What's going to happen, with "driverless" buses, cabs, trucks, delivery vans, and private vehicles, is that the driver's role will change. The driver will still be there, to take over in sticky situations (of which there will obviously be many). Insurance companies are likely to require the presence of a human "safety backup" in most scenarios, at least initially, particularly for things like interstate truck convoys. The human driver will not actually touch the controls 99% of the time. He or she will simply monitor all systems, and be ready to intervene in case of an emergency. Which is kind of what pilots do now, in commercial airliners. Professional pilots rarely touch the controls except for takeoff and landing (and emergencies). Autopilots do the rest. 

So even when big rigs (see video above) become "driverless," there will still be around 3.5 million professional truck drivers on U.S. roads, but instead of being paid an average of $40,000 a year to drive a truck, they'll be paid $25,000 a year (or whatever the going rate happens to be) to monitor a truck's systems. The same will happen to bus drivers. And many others. Professional drivers will morph into systems engineers, a fancy name for (low-paid) "human backup."

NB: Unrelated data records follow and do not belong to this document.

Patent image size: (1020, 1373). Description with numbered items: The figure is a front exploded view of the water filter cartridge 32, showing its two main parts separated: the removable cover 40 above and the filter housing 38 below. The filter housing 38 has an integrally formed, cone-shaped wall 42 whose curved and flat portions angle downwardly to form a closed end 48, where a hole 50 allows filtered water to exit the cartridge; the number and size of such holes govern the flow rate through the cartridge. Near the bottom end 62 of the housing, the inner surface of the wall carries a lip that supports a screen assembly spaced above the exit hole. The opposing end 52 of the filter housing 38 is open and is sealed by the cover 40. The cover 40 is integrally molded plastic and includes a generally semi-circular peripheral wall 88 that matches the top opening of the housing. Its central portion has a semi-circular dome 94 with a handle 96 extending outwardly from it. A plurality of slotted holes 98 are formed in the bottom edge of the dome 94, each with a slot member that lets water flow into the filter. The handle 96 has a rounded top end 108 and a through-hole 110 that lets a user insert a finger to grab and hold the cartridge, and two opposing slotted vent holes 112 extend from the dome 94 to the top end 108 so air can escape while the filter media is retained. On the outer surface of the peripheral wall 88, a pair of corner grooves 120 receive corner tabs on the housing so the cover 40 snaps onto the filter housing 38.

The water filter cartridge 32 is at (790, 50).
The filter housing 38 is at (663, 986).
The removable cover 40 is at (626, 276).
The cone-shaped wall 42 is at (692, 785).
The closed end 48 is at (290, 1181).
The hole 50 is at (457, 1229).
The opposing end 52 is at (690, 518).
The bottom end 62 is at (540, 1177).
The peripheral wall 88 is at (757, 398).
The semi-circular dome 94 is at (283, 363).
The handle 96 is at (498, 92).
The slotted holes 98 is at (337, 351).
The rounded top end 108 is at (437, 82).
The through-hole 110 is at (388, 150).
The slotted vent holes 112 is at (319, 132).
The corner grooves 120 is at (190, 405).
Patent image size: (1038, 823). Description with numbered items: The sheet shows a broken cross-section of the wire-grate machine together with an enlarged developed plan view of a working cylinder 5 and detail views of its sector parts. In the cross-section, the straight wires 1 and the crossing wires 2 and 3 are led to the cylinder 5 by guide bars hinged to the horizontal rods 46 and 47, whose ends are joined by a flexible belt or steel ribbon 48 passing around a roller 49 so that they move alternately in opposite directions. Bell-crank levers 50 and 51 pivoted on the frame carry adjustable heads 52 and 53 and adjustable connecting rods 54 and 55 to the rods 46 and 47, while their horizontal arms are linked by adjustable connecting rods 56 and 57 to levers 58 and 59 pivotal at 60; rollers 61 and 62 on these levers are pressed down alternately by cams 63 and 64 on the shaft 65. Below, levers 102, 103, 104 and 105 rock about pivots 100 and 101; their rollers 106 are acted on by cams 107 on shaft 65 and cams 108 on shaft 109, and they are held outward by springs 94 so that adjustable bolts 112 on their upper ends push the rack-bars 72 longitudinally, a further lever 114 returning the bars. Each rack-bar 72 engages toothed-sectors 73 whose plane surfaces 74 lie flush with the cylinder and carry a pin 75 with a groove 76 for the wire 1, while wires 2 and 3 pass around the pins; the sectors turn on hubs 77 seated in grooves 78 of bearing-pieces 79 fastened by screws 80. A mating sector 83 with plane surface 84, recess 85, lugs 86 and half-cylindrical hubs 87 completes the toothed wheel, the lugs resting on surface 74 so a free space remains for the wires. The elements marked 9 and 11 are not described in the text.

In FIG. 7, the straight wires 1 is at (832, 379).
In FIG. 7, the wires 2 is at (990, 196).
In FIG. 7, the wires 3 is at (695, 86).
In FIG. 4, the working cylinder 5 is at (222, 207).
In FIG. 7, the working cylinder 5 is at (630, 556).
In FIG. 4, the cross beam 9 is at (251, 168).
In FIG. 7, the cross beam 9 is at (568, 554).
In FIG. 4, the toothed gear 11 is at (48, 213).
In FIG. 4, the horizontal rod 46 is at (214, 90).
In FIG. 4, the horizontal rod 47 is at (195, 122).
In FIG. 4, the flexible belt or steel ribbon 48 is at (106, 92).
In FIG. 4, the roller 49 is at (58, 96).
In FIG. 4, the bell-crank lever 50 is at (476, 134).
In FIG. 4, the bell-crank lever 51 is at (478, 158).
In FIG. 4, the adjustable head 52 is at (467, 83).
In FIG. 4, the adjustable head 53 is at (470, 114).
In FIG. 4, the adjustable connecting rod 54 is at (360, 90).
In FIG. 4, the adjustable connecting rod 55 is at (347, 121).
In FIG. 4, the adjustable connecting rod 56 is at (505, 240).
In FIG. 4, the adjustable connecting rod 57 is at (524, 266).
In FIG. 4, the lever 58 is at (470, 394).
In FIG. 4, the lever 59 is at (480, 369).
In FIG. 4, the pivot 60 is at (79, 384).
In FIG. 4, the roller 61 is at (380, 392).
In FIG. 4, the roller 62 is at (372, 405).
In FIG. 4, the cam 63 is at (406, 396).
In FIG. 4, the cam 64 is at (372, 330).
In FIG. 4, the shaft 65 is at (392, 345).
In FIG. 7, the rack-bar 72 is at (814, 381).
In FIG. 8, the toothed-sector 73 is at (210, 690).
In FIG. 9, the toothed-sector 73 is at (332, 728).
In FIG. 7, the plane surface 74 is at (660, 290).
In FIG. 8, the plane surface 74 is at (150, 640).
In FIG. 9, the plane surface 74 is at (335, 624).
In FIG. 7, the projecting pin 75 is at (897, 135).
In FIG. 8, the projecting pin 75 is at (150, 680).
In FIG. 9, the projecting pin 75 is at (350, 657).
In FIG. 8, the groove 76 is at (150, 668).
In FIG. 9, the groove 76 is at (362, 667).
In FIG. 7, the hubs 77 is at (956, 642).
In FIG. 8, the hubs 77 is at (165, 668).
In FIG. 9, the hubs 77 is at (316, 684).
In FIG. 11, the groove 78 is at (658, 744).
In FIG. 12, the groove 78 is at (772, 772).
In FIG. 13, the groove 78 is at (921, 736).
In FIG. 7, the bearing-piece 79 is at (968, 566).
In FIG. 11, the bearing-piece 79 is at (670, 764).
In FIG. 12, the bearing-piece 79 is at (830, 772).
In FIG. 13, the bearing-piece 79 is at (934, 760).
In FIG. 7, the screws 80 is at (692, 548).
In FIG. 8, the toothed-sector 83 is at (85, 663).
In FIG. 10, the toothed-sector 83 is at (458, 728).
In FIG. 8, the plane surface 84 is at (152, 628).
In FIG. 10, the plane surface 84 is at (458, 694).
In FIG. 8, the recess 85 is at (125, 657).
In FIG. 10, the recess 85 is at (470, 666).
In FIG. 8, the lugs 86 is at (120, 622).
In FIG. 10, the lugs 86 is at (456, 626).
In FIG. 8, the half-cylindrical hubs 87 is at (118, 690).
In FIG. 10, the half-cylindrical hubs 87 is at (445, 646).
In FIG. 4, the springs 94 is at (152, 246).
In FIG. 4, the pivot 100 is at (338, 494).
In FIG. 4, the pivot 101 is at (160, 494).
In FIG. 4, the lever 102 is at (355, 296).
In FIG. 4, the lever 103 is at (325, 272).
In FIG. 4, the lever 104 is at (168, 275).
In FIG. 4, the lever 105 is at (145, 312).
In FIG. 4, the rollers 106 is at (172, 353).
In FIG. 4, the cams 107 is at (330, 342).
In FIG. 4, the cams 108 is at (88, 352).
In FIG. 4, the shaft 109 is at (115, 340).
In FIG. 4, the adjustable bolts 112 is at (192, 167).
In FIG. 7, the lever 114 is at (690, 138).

This is job crapification on a massive scale: millions of professional drivers, relegated to babysitter duty. And it's set to get underway, in earnest, in as little as five years.
Inside the driverless big rig. Welcome to your new job: babysitter duty.
Some experts are already predicting massive unemployment in the truck-driving industry, but (again) this is not entirely accurate, in my opinion. It isn't so much that jobs are going to go away entirely (although some will). It's more likely that jobs will become de-skilled, such that smaller numbers of less-skilled workers will take the place of high numbers of highly skilled workers. The result will be lower average hourly pay. That's what this is all about. What did you think it was about?

Technology is not just eliminating jobs (by disintermediation, or by outright swapping of machines for humans, etc.) but changing the role of humans in the workforce. Our new role is increasingly one of providing support for the machines that can do the actual work better than we can. We'll work for the machines that are putting us out of work.